Raghavan’s first movie Ek Hasina Thi (2004) was a Factory film. Ram Gopal Varma was impressed with Raghavan’s documentary on serial killer Raman Raghav and signed him on. Incidentally, Anurag Kashyap, also a Factory product, directed Raman Raghav 2.0 (2016), where Nawazuddin Siddiqui plays a killer.

Ek Hasina Thi has all the hallmarks of a Factory film, from the jingle-jangle background score and sharp angles to staccato editing and Urmila Matondkar. While she has toned down her simpering and goo-goo eyes, she is distracting in this revenge saga. Sarika Vartak (Matondkar) is a single, working girl in Mumbai. She meets and falls in love with a charming businessman, Karan Rathod. When he asks her to help a friend who turns out to be a gangland killer, Sarika gets embroiled in all manner of trouble. The movie follows Sarika’s transformation from simple girl to avenging angel.

Saif Ali Khan is a revelation as Karan — suave, charming and a complete psychopath. Was it when Sarika asked Karan to meet her parents that he decided to get rid of her? While the movie has its ludicrous moments, it also works as a snapshot in time, when cell phones were just making their presence felt and there were travel agencies that booked tickets — online booking was just a twinkle in some nerdy person’s eye. Though the jail sequences look like an awful rip-off of Sidney Sheldon’s If Tomorrow Comes, Seema Biswas is excellent as the tenacious cop.

Judas kiss

Ek Hasina Thi was followed by Johnny Gaddaar (2007). Raghavan in an interview to this writer said James Hadley Chase thrillers were a guilty pleasure and the movie is a homage to Chase and Vijay Anand movies. The film has classic noir elements of giddying plot twists, greedy men, unfaithful wives, rain and lots of dirty violence and money. Neil Nitin Mukesh made an assured début as the ambitious Vikram, whose world collapses upon him as he tries to dig himself out of a series of sticky situations. Among the many delicious giveaways in the film, is the book Vikram reads on the train — Chase’s The Whiff of Money.

Meet Mark Girland

The Whiff of Money is the fourth and last book by Chase featuring the womanising spy, Mark Girland, following This is For Real, You Have Yourself a Deal and Have This One on Me.

From page to screen
  • James Hadley Chase, who has also used many pseudonyms, has written many works that have found favour on screen, with nearly 50 of them having been made into movies.
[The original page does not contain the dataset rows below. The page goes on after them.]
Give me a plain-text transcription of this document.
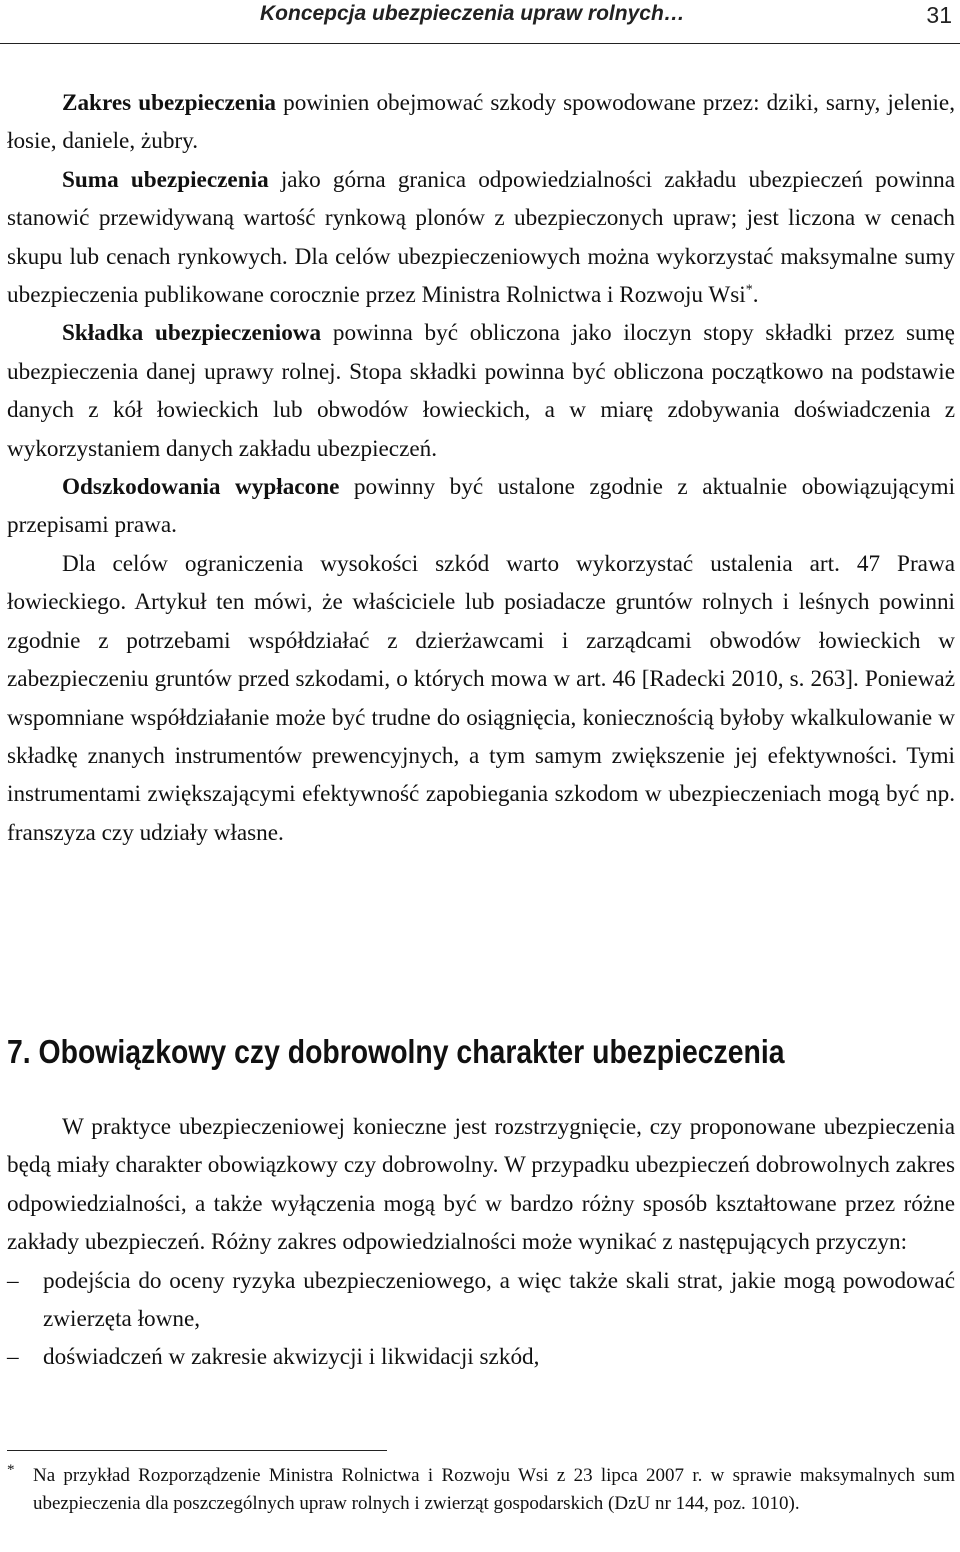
Koncepcja ubezpieczenia upraw rolnych…	31

Zakres ubezpieczenia powinien obejmować szkody spowodowane przez: dziki, sarny, jelenie, łosie, daniele, żubry.

Suma ubezpieczenia jako górna granica odpowiedzialności zakładu ubezpieczeń powinna stanowić przewidywaną wartość rynkową plonów z ubezpieczonych upraw; jest liczona w cenach skupu lub cenach rynkowych. Dla celów ubezpieczeniowych można wykorzystać maksymalne sumy ubezpieczenia publikowane corocznie przez Ministra Rolnictwa i Rozwoju Wsi*.

Składka ubezpieczeniowa powinna być obliczona jako iloczyn stopy składki przez sumę ubezpieczenia danej uprawy rolnej. Stopa składki powinna być obliczona początkowo na podstawie danych z kół łowieckich lub obwodów łowieckich, a w miarę zdobywania doświadczenia z wykorzystaniem danych zakładu ubezpieczeń.

Odszkodowania wypłacone powinny być ustalone zgodnie z aktualnie obowiązującymi przepisami prawa.

Dla celów ograniczenia wysokości szkód warto wykorzystać ustalenia art. 47 Prawa łowieckiego. Artykuł ten mówi, że właściciele lub posiadacze gruntów rolnych i leśnych powinni zgodnie z potrzebami współdziałać z dzierżawcami i zarządcami obwodów łowieckich w zabezpieczeniu gruntów przed szkodami, o których mowa w art. 46 [Radecki 2010, s. 263]. Ponieważ wspomniane współdziałanie może być trudne do osiągnięcia, koniecznością byłoby wkalkulowanie w składkę znanych instrumentów prewencyjnych, a tym samym zwiększenie jej efektywności. Tymi instrumentami zwiększającymi efektywność zapobiegania szkodom w ubezpieczeniach mogą być np. franszyza czy udziały własne.

7. Obowiązkowy czy dobrowolny charakter ubezpieczenia

W praktyce ubezpieczeniowej konieczne jest rozstrzygnięcie, czy proponowane ubezpieczenia będą miały charakter obowiązkowy czy dobrowolny. W przypadku ubezpieczeń dobrowolnych zakres odpowiedzialności, a także wyłączenia mogą być w bardzo różny sposób kształtowane przez różne zakłady ubezpieczeń. Różny zakres odpowiedzialności może wynikać z następujących przyczyn:

–	podejścia do oceny ryzyka ubezpieczeniowego, a więc także skali strat, jakie mogą powodować zwierzęta łowne,
–	doświadczeń w zakresie akwizycji i likwidacji szkód,
* Na przykład Rozporządzenie Ministra Rolnictwa i Rozwoju Wsi z 23 lipca 2007 r. w sprawie maksymalnych sum ubezpieczenia dla poszczególnych upraw rolnych i zwierząt gospodarskich (DzU nr 144, poz. 1010).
In the same interview, Raghavan said Girland was the original inspiration for his Agent Vinod (2012). The troubled spy film with Saif and Kareena Kapoor in the lead was a mixed bag with some things that worked brilliantly and others that collapsed spectacularly.

Best served cold

And that brings us to Badlapur (2015), where Varun Dhawan plays Raghu, who waits for 15 years to avenge the death of his wife and son, who become collateral damage after a bank robbery. The movie has been criticised for its misogyny, and women do come to a sticky end with alarming regularity. Badlapur is however a fascinating study of the emptiness of revenge. When one of the bank robbers, Liak (Nawazuddin nails it) tells Raghu, he killed in a panic and not cold-bloodedly like Raghu, it cuts to the quick.

Raghavan has been quoted saying he would like to explore other types of thrillers, and we are guaranteed thrill rides through the seamy sides with quirky characters for company.